紗紀は青色の御札と雪女の御札を手に取った。
雪女に変化し直すと青色の御札を構える。
(この方法はどうかな?)
何となく湧いたイメージを試してみる事にした。
「水神よ我が意思に力を急急如律令!」
怪物達のみを大量の水で濡らし、そして手をかざす。
「なるほどのう。妾も加勢しよう。舞え、乱れ吹雪!」
「舞え、乱れ吹雪!」
雪音と紗紀の掛け声と共に水分は氷へ変わり、全身ずぶ濡れの怪物達をカチンと氷漬けにした。
(食い止められた?)
今のところ怪物達の動きは無いように見える。
紗紀はふぅと大きく溜め息を吐き出した。
「やったな、紗紀」
雪音が紗紀を抱きしめる。
底冷えするほど冷たい。
けれども、心からホッとした。
「雪音さんが手助けしてくれたお陰です」
「紗紀ちゃん、お帰り~。お疲れ様。ねぇ、姐さん?紗紀ちゃん凍えちゃうからそろそろ離してやって?ほら、唇真っ青だから」
七曲が苦笑を漏らすと、雪音から紗紀を剥がす。
「ご無事で良かったです。他の皆さんは?」
「一応みんな無事だよ~」
にっこり笑って七曲が指差す方へと視線を向けた。
みんなどこか疲れ切っているように見える。
(間に合って良かった)
「お疲れ様です。みなさん」
「……引き止めるのが精一杯だったよ。
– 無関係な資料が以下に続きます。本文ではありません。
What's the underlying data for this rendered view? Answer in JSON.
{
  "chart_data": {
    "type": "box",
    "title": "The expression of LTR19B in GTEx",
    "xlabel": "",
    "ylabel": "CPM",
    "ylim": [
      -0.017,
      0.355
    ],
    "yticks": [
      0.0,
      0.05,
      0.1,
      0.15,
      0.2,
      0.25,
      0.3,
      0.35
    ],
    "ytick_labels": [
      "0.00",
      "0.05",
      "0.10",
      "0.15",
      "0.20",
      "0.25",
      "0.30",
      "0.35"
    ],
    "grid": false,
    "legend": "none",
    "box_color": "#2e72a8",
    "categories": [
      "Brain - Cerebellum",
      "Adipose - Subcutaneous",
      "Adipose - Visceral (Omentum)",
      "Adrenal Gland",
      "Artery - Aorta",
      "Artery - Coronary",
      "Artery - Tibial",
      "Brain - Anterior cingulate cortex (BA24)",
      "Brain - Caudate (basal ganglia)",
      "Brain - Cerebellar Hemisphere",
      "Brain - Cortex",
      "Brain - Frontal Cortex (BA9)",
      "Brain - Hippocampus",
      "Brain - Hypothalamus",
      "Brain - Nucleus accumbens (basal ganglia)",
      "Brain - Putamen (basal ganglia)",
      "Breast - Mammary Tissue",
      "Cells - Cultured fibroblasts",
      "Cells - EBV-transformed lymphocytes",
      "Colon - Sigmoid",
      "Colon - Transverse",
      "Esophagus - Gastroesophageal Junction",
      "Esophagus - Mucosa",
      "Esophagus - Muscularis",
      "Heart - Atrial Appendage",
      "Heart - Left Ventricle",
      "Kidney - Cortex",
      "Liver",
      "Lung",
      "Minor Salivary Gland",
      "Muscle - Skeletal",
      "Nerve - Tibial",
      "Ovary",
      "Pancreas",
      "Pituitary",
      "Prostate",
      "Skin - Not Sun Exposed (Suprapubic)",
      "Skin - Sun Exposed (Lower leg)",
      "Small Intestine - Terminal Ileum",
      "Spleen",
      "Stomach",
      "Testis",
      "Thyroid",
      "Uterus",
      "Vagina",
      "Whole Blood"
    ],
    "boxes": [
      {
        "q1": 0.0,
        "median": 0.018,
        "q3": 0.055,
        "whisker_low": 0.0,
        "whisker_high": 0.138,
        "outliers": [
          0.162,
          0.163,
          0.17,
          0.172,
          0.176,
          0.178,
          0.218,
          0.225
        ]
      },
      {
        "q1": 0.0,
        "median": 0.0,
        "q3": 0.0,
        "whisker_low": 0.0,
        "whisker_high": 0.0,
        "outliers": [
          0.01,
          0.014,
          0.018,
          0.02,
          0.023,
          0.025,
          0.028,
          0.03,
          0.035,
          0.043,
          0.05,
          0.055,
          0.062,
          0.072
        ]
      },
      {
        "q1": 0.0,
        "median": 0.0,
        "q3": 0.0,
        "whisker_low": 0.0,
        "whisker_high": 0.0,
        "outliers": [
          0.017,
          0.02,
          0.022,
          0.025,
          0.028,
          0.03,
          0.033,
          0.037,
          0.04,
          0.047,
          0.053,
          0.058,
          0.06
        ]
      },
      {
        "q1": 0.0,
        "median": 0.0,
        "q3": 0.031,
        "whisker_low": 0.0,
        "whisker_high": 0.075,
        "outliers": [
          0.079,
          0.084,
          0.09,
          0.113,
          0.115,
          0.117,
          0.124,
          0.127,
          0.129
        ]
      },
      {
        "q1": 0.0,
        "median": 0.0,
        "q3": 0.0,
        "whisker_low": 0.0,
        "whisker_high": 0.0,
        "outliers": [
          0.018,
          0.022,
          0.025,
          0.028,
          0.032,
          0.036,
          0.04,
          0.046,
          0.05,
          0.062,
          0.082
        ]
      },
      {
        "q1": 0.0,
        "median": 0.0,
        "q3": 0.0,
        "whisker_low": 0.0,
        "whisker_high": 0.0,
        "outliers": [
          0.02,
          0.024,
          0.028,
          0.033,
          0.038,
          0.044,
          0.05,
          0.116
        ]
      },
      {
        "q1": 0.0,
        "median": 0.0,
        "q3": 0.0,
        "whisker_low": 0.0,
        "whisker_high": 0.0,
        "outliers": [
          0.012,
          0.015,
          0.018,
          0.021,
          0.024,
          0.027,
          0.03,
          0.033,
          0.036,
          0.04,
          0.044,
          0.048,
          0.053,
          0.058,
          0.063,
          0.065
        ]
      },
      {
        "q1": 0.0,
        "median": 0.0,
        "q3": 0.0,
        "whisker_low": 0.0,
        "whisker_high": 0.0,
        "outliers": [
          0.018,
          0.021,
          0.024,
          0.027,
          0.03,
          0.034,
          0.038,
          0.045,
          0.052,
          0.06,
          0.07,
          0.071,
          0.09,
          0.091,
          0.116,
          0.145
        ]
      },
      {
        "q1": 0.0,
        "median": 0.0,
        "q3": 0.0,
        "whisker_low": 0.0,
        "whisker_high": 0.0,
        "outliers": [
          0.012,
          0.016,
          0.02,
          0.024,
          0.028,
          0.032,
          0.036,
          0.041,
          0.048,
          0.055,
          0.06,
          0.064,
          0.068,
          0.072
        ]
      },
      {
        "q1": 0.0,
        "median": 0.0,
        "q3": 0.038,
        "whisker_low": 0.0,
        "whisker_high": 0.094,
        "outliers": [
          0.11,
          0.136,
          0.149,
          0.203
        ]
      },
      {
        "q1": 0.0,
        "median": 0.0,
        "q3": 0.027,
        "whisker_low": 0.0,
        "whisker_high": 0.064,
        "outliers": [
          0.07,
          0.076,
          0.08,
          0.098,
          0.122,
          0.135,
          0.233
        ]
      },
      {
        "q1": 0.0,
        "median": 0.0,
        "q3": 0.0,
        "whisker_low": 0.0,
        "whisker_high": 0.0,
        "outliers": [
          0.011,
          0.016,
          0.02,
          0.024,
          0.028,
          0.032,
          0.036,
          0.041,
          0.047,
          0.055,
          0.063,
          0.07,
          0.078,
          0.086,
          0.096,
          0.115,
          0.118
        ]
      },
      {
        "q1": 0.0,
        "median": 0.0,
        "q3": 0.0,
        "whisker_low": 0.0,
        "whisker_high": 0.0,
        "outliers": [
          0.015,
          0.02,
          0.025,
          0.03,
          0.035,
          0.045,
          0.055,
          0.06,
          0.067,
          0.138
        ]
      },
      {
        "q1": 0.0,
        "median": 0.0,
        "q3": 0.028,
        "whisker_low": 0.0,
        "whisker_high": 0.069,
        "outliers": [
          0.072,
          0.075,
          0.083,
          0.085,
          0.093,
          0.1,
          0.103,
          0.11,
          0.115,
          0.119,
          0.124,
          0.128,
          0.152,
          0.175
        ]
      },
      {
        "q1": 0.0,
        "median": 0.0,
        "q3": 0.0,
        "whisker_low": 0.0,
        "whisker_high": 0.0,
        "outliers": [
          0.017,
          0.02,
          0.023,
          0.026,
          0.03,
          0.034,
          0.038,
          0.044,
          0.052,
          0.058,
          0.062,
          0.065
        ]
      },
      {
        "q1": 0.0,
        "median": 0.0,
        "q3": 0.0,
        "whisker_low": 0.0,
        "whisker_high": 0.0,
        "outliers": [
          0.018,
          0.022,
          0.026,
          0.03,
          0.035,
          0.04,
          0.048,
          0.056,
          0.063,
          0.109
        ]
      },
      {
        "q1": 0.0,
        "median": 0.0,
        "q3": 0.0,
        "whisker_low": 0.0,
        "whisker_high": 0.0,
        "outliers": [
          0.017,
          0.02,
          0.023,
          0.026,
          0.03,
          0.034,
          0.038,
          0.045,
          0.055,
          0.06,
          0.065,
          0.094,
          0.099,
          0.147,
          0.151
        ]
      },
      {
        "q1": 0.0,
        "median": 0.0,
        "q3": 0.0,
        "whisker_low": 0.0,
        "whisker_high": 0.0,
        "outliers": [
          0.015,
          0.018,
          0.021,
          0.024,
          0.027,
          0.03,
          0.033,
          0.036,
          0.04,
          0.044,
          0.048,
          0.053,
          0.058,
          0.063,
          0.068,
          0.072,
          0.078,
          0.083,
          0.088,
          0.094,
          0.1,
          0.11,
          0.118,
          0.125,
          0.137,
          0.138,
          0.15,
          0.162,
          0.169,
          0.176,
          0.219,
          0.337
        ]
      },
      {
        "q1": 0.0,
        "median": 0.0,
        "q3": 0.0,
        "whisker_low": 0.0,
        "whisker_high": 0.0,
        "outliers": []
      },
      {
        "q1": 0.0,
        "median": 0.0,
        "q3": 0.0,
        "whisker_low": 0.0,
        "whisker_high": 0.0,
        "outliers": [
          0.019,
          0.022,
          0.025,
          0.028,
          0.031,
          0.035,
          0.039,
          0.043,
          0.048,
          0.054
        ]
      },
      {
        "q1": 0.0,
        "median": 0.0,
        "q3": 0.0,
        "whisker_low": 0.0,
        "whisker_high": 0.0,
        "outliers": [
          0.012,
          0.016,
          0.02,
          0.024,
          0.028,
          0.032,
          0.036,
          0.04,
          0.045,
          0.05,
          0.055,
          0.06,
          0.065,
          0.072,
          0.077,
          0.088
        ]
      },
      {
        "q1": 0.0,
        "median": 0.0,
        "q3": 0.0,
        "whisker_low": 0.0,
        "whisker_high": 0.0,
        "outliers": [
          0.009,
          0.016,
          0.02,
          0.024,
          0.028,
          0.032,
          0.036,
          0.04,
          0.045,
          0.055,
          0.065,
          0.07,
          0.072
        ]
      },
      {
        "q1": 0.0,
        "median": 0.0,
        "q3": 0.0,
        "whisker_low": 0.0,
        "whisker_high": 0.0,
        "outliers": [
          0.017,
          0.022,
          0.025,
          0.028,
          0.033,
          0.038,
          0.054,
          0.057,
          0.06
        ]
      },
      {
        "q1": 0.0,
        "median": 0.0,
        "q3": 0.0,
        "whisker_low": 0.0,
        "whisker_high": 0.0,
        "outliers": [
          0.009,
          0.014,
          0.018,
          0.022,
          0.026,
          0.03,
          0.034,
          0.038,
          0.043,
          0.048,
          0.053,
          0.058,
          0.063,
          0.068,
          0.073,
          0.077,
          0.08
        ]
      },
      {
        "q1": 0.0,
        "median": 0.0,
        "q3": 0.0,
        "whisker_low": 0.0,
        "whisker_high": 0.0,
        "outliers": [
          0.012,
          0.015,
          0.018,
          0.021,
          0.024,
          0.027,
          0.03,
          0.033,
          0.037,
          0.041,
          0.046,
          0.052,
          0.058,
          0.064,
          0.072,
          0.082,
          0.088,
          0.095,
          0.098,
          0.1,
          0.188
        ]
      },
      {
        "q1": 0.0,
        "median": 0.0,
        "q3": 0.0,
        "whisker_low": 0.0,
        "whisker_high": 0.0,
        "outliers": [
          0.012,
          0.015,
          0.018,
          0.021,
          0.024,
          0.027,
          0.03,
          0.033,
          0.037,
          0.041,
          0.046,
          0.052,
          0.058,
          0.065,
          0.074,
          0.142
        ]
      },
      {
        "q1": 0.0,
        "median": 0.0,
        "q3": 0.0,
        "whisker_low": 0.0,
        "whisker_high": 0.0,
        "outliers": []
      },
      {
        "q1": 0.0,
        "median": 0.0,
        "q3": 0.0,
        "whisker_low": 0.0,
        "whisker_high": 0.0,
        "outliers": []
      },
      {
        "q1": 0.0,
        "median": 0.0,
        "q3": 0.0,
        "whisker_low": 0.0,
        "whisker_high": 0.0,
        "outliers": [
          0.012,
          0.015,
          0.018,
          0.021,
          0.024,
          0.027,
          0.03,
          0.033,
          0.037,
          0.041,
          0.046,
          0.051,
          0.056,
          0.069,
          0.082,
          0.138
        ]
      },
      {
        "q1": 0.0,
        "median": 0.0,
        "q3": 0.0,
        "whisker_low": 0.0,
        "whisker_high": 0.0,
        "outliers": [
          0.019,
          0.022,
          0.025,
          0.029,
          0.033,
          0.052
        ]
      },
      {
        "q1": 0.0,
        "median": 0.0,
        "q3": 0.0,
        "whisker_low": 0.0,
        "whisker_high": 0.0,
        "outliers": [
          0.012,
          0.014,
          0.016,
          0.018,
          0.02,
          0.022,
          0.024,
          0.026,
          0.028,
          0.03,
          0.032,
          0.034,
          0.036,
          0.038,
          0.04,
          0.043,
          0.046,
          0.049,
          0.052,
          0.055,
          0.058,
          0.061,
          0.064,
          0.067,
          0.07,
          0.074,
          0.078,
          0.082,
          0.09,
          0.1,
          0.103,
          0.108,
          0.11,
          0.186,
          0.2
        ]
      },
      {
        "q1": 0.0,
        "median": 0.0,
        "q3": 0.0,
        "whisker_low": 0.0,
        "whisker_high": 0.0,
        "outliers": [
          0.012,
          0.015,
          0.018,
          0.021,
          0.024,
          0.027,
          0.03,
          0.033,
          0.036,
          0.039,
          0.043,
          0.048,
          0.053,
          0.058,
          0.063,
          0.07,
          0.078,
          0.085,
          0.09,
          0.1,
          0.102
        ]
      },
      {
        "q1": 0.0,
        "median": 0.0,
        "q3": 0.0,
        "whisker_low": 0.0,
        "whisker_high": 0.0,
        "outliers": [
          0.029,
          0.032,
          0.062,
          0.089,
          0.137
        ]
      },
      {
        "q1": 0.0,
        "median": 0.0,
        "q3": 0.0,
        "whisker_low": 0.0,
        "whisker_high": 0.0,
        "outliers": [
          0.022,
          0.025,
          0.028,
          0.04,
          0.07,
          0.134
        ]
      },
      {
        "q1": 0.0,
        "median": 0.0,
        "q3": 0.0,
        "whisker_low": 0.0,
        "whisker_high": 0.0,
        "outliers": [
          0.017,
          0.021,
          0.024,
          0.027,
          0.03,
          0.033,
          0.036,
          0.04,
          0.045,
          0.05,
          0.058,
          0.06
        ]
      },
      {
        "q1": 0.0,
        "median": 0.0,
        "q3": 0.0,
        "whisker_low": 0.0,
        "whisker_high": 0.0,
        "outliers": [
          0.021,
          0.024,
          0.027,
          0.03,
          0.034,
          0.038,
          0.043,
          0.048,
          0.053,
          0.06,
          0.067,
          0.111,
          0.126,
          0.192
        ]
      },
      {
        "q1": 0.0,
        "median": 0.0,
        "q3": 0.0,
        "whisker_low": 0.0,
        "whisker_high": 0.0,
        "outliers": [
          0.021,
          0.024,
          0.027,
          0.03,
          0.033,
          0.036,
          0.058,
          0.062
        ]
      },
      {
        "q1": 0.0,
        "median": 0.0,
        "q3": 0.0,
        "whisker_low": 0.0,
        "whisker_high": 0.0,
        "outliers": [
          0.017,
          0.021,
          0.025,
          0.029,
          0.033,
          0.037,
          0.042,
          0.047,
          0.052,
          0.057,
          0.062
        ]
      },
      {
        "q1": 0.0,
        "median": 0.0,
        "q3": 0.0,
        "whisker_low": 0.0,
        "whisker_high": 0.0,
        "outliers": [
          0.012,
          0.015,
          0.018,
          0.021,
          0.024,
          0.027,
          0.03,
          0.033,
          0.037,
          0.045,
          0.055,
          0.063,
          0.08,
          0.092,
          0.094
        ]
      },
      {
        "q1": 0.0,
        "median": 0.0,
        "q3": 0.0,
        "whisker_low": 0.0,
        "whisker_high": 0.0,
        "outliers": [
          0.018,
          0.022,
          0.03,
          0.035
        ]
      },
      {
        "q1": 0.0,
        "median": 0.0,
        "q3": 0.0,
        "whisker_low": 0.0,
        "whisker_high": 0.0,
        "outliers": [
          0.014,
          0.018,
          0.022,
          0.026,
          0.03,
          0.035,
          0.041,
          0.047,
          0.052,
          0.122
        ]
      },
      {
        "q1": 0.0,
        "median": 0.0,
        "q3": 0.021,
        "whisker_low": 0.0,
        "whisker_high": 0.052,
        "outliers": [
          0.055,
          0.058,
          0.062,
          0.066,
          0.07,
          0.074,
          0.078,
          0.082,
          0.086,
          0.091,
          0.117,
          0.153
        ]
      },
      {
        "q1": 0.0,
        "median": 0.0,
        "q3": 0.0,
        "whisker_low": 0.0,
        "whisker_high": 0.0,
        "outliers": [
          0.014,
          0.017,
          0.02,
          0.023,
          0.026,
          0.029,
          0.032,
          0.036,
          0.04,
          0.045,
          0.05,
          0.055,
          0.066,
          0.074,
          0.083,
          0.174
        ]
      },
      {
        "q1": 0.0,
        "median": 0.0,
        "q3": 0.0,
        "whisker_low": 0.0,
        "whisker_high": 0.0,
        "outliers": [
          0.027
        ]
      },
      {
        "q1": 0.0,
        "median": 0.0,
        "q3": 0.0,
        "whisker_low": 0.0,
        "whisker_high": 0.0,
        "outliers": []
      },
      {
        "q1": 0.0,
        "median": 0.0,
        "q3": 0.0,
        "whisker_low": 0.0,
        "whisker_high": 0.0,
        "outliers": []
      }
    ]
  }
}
紗紀お姉ちゃんごめん」
紗紀の問いかけに呼吸を整えながらユウリが謝罪する。
紗紀は首を横に緩く振った。
「……片しておく予定だったんだがな」
「そーそー!人数多過ぎだし力も増し増しだしで攻撃食らわねぇしさァ。なぁなぁ、そろそろマズイ所まで来たと思わねぇ?」
九重がどこか残念そうにそっぽを向く。
それに対して白狼はどこか元気そうで、けれど力の足り無さを仄めかす。
紗紀も正直感じていた。
今や御札を使わなければ太刀打ち出来ない状態だ。
それはつまり、御札の使用制限数が勝てる回数だと言っているのと変わらない。
「紗紀。少し休んだ方がいい。今日は割と普段以上に力を使っているよ」
「休める時に休め」
ミタマが不安そうに顔を覗き込んで来て、紗紀は我にかえる。
背中を押すように九重もその身を案じて休むよう促した。
また始まる戦いに向けて少しでも休んだ方がいい。
紗紀は頷くとみんなに労りの言葉をかけて部屋へと向かった。